Pursuant to the Award issued by the arbitral tribunal, the Republic must pay to Valores Mundiales, S.L. and Consorcio Andino, S.L. (collectively, the "Claimants") US$430.4 million in damages for violating certain provisions of the Treaty, plus compounded interest at LIBOR + 2% as from January 22, 2013 and until the effective date of payment of the Award.
As of today, the amount of compensation owed under the Award plus interest equals approximately USD $ 484 million.
The tribunal also ordered the Republic to pay more than USD $ 5.9 million in legal expenses and costs incurred by the Claimants in the course of the arbitration.
As previously informed, in May 2013, the Claimants commenced the arbitration seeking compensation for damages
caused by various measures imposed by the Republic, including, inter alia, the adoption of an Expropriation Decree in 2010, which affected the investments of the Claimants in their respective Venezuelan subsidiaries Molinos Nacionales, C.A. and Derivados de Maíz Seleccionado, DEMASECA, C.A.
In the Award, the tribunal granted most of the Claimants' claims and concluded that the Republic breached the Treaty by:
- (i) failing to grant fair and equitable treatment to the Claimants' investments;
- (ii) having taken arbitrary measures that impeded the management and development of Claimants' investments; and (iii) having impeded the free transfer of funds related to the Claimants' investments.
The Tribunal dismissed the claim for indirect expropriation made by the Claimants.
Venezuela may seek annulment of the Award (as well as other post-award relief under the ICSID Convention) and the stay of enforcement of the Award while those proceedings are pending.
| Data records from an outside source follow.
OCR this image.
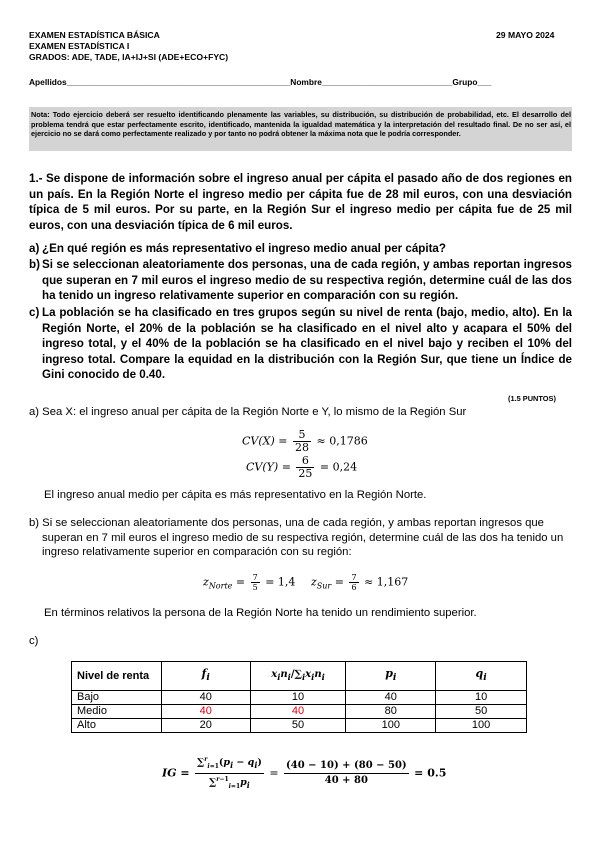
EXAMEN ESTADÍSTICA BÁSICA
EXAMEN ESTADÍSTICA I
GRADOS: ADE, TADE, IA+IJ+SI (ADE+ECO+FYC)
29 MAYO 2024
Apellidos________________________________________________Nombre____________________________Grupo___
Nota: Todo ejercicio deberá ser resuelto identificando plenamente las variables, su distribución, su distribución de probabilidad, etc. El desarrollo del problema tendrá que estar perfectamente escrito, identificado, mantenida la igualdad matemática y la interpretación del resultado final. De no ser así, el ejercicio no se dará como perfectamente realizado y por tanto no podrá obtener la máxima nota que le podría corresponder.
1.- Se dispone de información sobre el ingreso anual per cápita el pasado año de dos regiones en un país. En la Región Norte el ingreso medio per cápita fue de 28 mil euros, con una desviación típica de 5 mil euros. Por su parte, en la Región Sur el ingreso medio per cápita fue de 25 mil euros, con una desviación típica de 6 mil euros.
a) ¿En qué región es más representativo el ingreso medio anual per cápita?
b) Si se seleccionan aleatoriamente dos personas, una de cada región, y ambas reportan ingresos que superan en 7 mil euros el ingreso medio de su respectiva región, determine cuál de las dos ha tenido un ingreso relativamente superior en comparación con su región.
c) La población se ha clasificado en tres grupos según su nivel de renta (bajo, medio, alto). En la Región Norte, el 20% de la población se ha clasificado en el nivel alto y acapara el 50% del ingreso total, y el 40% de la población se ha clasificado en el nivel bajo y reciben el 10% del ingreso total. Compare la equidad en la distribución con la Región Sur, que tiene un Índice de Gini conocido de 0.40.
(1.5 PUNTOS)
a) Sea X: el ingreso anual per cápita de la Región Norte e Y, lo mismo de la Región Sur
$CV(X) = \frac{5}{28} \approx 0,1786$
$CV(Y) = \frac{6}{25} = 0,24$
El ingreso anual medio per cápita es más representativo en la Región Norte.
b) Si se seleccionan aleatoriamente dos personas, una de cada región, y ambas reportan ingresos que superan en 7 mil euros el ingreso medio de su respectiva región, determine cuál de las dos ha tenido un ingreso relativamente superior en comparación con su región:
$z_{Norte} = \frac{7}{5} = 1,4$ $z_{Sur} = \frac{7}{6} \approx 1,167$
En términos relativos la persona de la Región Norte ha tenido un rendimiento superior.
c)
Nivel de renta	$f_i$	$x_in_i/\sum_ix_in_i$	$p_i$	$q_i$
Bajo	40	10	40	10
Medio	40	40	80	50
Alto	20	50	100	100
IG = $\frac{\sum^r_{i=1}(p_i - q_i)}{\sum^{r-1}_{i=1}p_i} = \frac{(40 - 10) + (80 - 50)}{40 + 80} = 0.5$
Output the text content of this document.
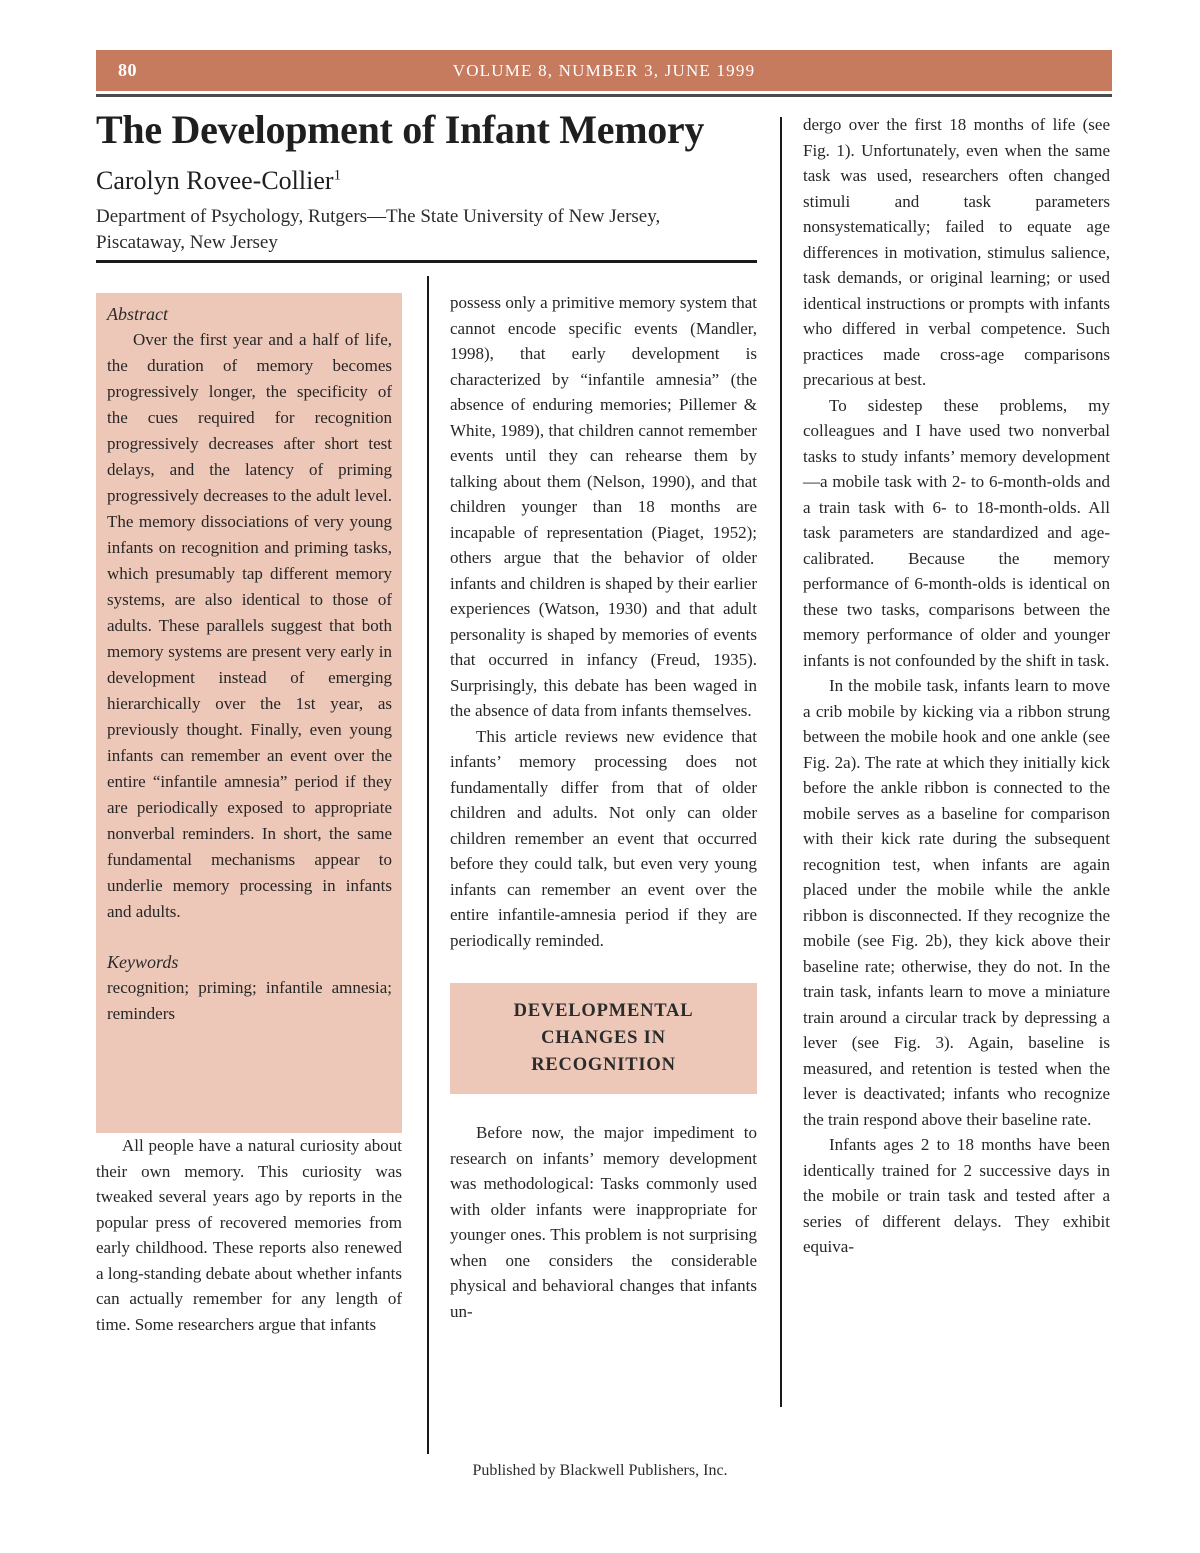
80	VOLUME 8, NUMBER 3, JUNE 1999
The Development of Infant Memory
Carolyn Rovee-Collier$^1$
Department of Psychology, Rutgers—The State University of New Jersey,
Piscataway, New Jersey
Abstract

Over the first year and a half of life, the duration of memory becomes progressively longer, the specificity of the cues required for recognition progressively decreases after short test delays, and the latency of priming progressively decreases to the adult level. The memory dissociations of very young infants on recognition and priming tasks, which presumably tap different memory systems, are also identical to those of adults. These parallels suggest that both memory systems are present very early in development instead of emerging hierarchically over the 1st year, as previously thought. Finally, even young infants can remember an event over the entire “infantile amnesia” period if they are periodically exposed to appropriate nonverbal reminders. In short, the same fundamental mechanisms appear to underlie memory processing in infants and adults.

Keywords

recognition; priming; infantile amnesia; reminders

All people have a natural curiosity about their own memory. This curiosity was tweaked several years ago by reports in the popular press of recovered memories from early childhood. These reports also renewed a long-standing debate about whether infants can actually remember for any length of time. Some researchers argue that infants

possess only a primitive memory system that cannot encode specific events (Mandler, 1998), that early development is characterized by “infantile amnesia” (the absence of enduring memories; Pillemer & White, 1989), that children cannot remember events until they can rehearse them by talking about them (Nelson, 1990), and that children younger than 18 months are incapable of representation (Piaget, 1952); others argue that the behavior of older infants and children is shaped by their earlier experiences (Watson, 1930) and that adult personality is shaped by memories of events that occurred in infancy (Freud, 1935). Surprisingly, this debate has been waged in the absence of data from infants themselves.

This article reviews new evidence that infants’ memory processing does not fundamentally differ from that of older children and adults. Not only can older children remember an event that occurred before they could talk, but even very young infants can remember an event over the entire infantile-amnesia period if they are periodically reminded.

DEVELOPMENTAL CHANGES IN RECOGNITION

Before now, the major impediment to research on infants’ memory development was methodological: Tasks commonly used with older infants were inappropriate for younger ones. This problem is not surprising when one considers the considerable physical and behavioral changes that infants un-

dergo over the first 18 months of life (see Fig. 1). Unfortunately, even when the same task was used, researchers often changed stimuli and task parameters nonsystematically; failed to equate age differences in motivation, stimulus salience, task demands, or original learning; or used identical instructions or prompts with infants who differed in verbal competence. Such practices made cross-age comparisons precarious at best.

To sidestep these problems, my colleagues and I have used two nonverbal tasks to study infants’ memory development—a mobile task with 2- to 6-month-olds and a train task with 6- to 18-month-olds. All task parameters are standardized and age-calibrated. Because the memory performance of 6-month-olds is identical on these two tasks, comparisons between the memory performance of older and younger infants is not confounded by the shift in task.

In the mobile task, infants learn to move a crib mobile by kicking via a ribbon strung between the mobile hook and one ankle (see Fig. 2a). The rate at which they initially kick before the ankle ribbon is connected to the mobile serves as a baseline for comparison with their kick rate during the subsequent recognition test, when infants are again placed under the mobile while the ankle ribbon is disconnected. If they recognize the mobile (see Fig. 2b), they kick above their baseline rate; otherwise, they do not. In the train task, infants learn to move a miniature train around a circular track by depressing a lever (see Fig. 3). Again, baseline is measured, and retention is tested when the lever is deactivated; infants who recognize the train respond above their baseline rate.

Infants ages 2 to 18 months have been identically trained for 2 successive days in the mobile or train task and tested after a series of different delays. They exhibit equiva-

Published by Blackwell Publishers, Inc.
Even if the execution of the Award is not
suspended, its execution may still present significant challenges. Accordingly, the impact of the Award on the company cannot reasonably be estimated at this time.
The Claimants and their legal counselors are evaluating the scope of the Award and will take appropriate steps to enforce and collect the Award, and to pursue their legal interests.ABOUT GRUMA
Since 1949, GRUMA, S.A.B. de C.V., is one of the world's leading tortilla and corn flour producers. With leading brands in most of its markets, GRUMA has operations in the United States, Mexico, Central America, Europe, Asia and Oceania. GRUMA is headquartered in San Pedro Garza García, Mexico, and has approximately 20,000 employees and 73 plants. In 2016, GRUMA had net sales of US$3.6 billion, of which 75% came from non-Mexican operations.